I put the pills back in the bottle. I put the bottle back in my pocket. And I went back to bed, putting the pills in their "safe spot" before turning on some music to distract me, slipping under the covers and trying to go to sleep.

So here I am, living my perfect life in my perfect home with my perfect everything all around me, hating every breath I take but unable to do what I so desperately crave.

Please God, make a bird so I can fly far, far away. -Forrest Gump
Preferably a duck or goose or something so someone will shoot me. - Me

3 comments:

michelle said...

I wish I had some magic words to make your pain stop but instead just know that I - a strager in the internet world - is out here rooting for you, praying that things get easier.

Aqua said...

Hi SV,
I feel so much for you and your pain. Depression really does know no boundaries...rich poor, bad life, seemingly perfect life, it grows in all kinds of people.

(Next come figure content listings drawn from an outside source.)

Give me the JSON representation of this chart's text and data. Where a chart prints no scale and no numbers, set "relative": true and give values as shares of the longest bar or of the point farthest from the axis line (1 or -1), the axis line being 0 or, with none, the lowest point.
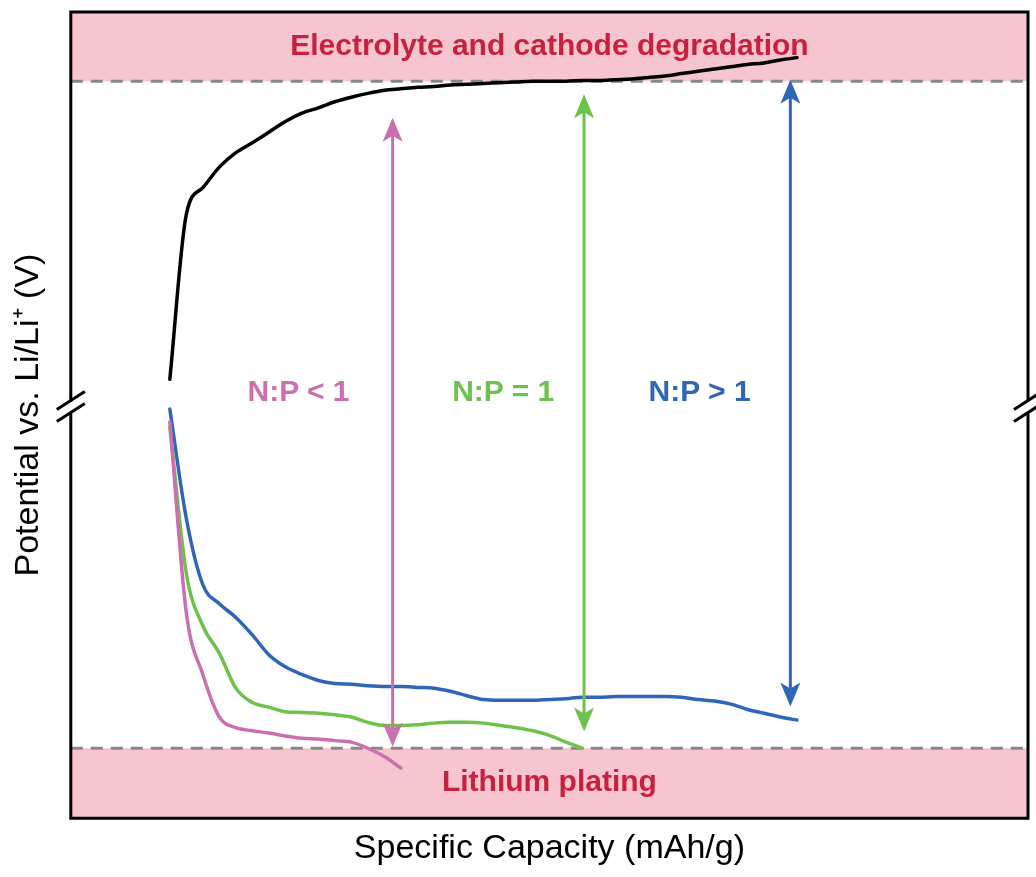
{
  "chart_data": {
    "type": "line",
    "relative": true,
    "xlabel": "Specific Capacity (mAh/g)",
    "ylabel": "Potential vs. Li/Li⁺ (V)",
    "categories": [
      null,
      null,
      null,
      null,
      null,
      null,
      null,
      null,
      null,
      null,
      null,
      null,
      null,
      null,
      null,
      null,
      null,
      null,
      null,
      null,
      null,
      null,
      null,
      null,
      null,
      null,
      null,
      null,
      null,
      null,
      null,
      null,
      null,
      null,
      null,
      null,
      null,
      null,
      null,
      null,
      null,
      null,
      null,
      null,
      null,
      null,
      null,
      null,
      null,
      null,
      null,
      null,
      null,
      null,
      null,
      null,
      null,
      null,
      null
    ],
    "series": [
      {
        "color": "#000000",
        "values": [
          null,
          null,
          null,
          null,
          null,
          null,
          0.577,
          0.794,
          0.829,
          0.856,
          0.875,
          0.888,
          0.902,
          0.916,
          0.927,
          0.934,
          0.942,
          0.948,
          0.953,
          0.957,
          0.959,
          0.961,
          0.962,
          0.964,
          0.965,
          0.966,
          0.967,
          0.968,
          0.969,
          0.969,
          0.969,
          0.97,
          0.97,
          0.971,
          0.972,
          0.974,
          0.976,
          0.979,
          0.982,
          0.985,
          0.988,
          0.991,
          0.993,
          0.997,
          1,
          null,
          null,
          null,
          null,
          null,
          null,
          null,
          null,
          null,
          null,
          null,
          null,
          null,
          null
        ]
      },
      {
        "color": "#cc6faf",
        "values": [
          null,
          null,
          null,
          null,
          null,
          null,
          0.521,
          0.27,
          0.189,
          0.133,
          0.119,
          0.115,
          0.112,
          0.108,
          0.105,
          0.104,
          0.102,
          0.1,
          0.092,
          0.081,
          0.066,
          null,
          null,
          null,
          null,
          null,
          null,
          null,
          null,
          null,
          null,
          null,
          null,
          null,
          null,
          null,
          null,
          null,
          null,
          null,
          null,
          null,
          null,
          null,
          null,
          null,
          null,
          null,
          null,
          null,
          null,
          null,
          null,
          null,
          null,
          null,
          null,
          null,
          null
        ]
      },
      {
        "color": "#6cc24a",
        "values": [
          null,
          null,
          null,
          null,
          null,
          null,
          0.514,
          0.322,
          0.253,
          0.217,
          0.171,
          0.152,
          0.146,
          0.14,
          0.139,
          0.138,
          0.136,
          0.133,
          0.126,
          0.122,
          0.122,
          0.123,
          0.125,
          0.126,
          0.126,
          0.125,
          0.122,
          0.119,
          0.115,
          0.109,
          0.1,
          0.092,
          null,
          null,
          null,
          null,
          null,
          null,
          null,
          null,
          null,
          null,
          null,
          null,
          null,
          null,
          null,
          null,
          null,
          null,
          null,
          null,
          null,
          null,
          null,
          null,
          null,
          null,
          null
        ]
      },
      {
        "color": "#2f66b5",
        "values": [
          null,
          null,
          null,
          null,
          null,
          null,
          0.538,
          0.394,
          0.307,
          0.282,
          0.264,
          0.241,
          0.215,
          0.199,
          0.189,
          0.181,
          0.177,
          0.176,
          0.174,
          0.173,
          0.173,
          0.172,
          0.171,
          0.167,
          0.161,
          0.156,
          0.155,
          0.155,
          0.155,
          0.156,
          0.157,
          0.159,
          0.159,
          0.16,
          0.16,
          0.16,
          0.16,
          0.159,
          0.156,
          0.154,
          0.15,
          0.143,
          0.138,
          0.133,
          0.129,
          null,
          null,
          null,
          null,
          null,
          null,
          null,
          null,
          null,
          null,
          null,
          null,
          null,
          null
        ]
      }
    ],
    "bands": [
      {
        "axis": "y",
        "from": 0.969,
        "to": 1.06,
        "label": "Electrolyte and cathode degradation",
        "color": "#f7c5cf"
      },
      {
        "axis": "y",
        "from": 0,
        "to": 0.092,
        "label": "Lithium plating",
        "color": "#f7c5cf"
      }
    ],
    "ref_lines": [
      {
        "axis": "y",
        "value": 0.969,
        "color": "#888888",
        "line_style": "dashed"
      },
      {
        "axis": "y",
        "value": 0.092,
        "color": "#888888",
        "line_style": "dashed"
      }
    ],
    "annotations": [
      "N:P < 1",
      "N:P = 1",
      "N:P > 1"
    ],
    "legend": false,
    "grid": false,
    "marker": "none",
    "line_style": "solid"
  }
}
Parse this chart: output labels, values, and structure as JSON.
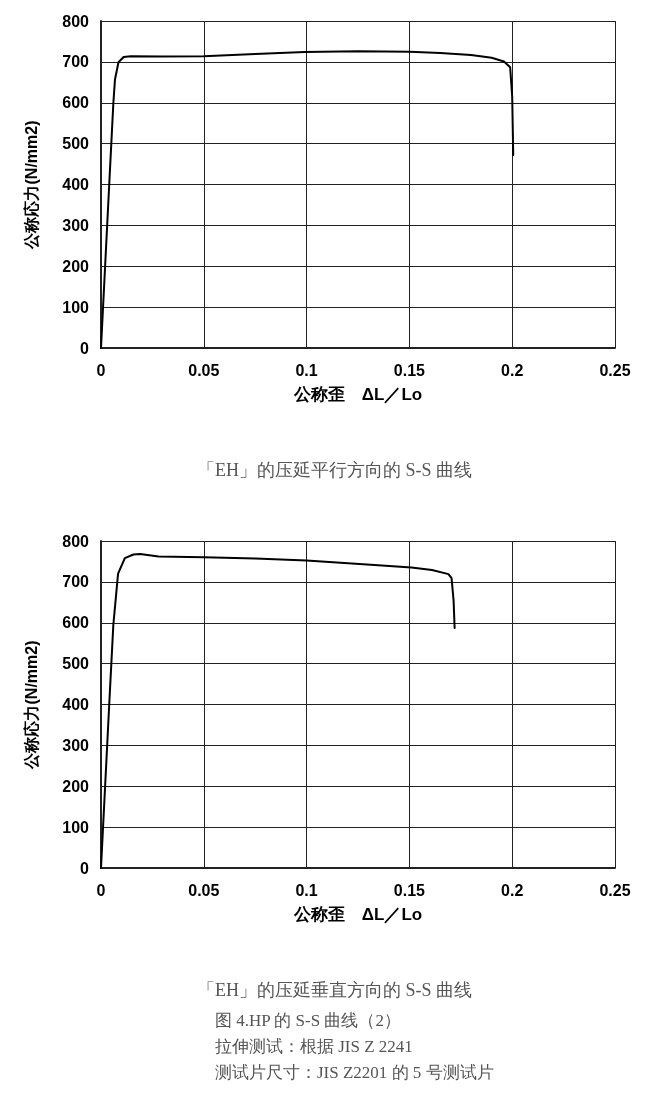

Please call your pdoc and tell him/her both how you have been feeling and the actions you have been taking (i.e. taking pills out of the bottle etc.). If you cannot afford a pdoc there has to be some kind of community help available.

It is a hard thing to do, but the support you need will be there. Please know I am wishing and hoping your depression will lessen.
...aqua

The Silent Voices in my Mind said...

Michelle - thanks for the support!

Aqua - thanks for the support. I don't dare call my pdoc as his response is predictable. He would say the only thing to do is hospitalize me. That is a completely unacceptable "option" for a myriad of reasons. I will try to discuss it with The Shrink on Wednesday, though I still get nervous about involuntary commitment. But thank you for caring - it means a lot.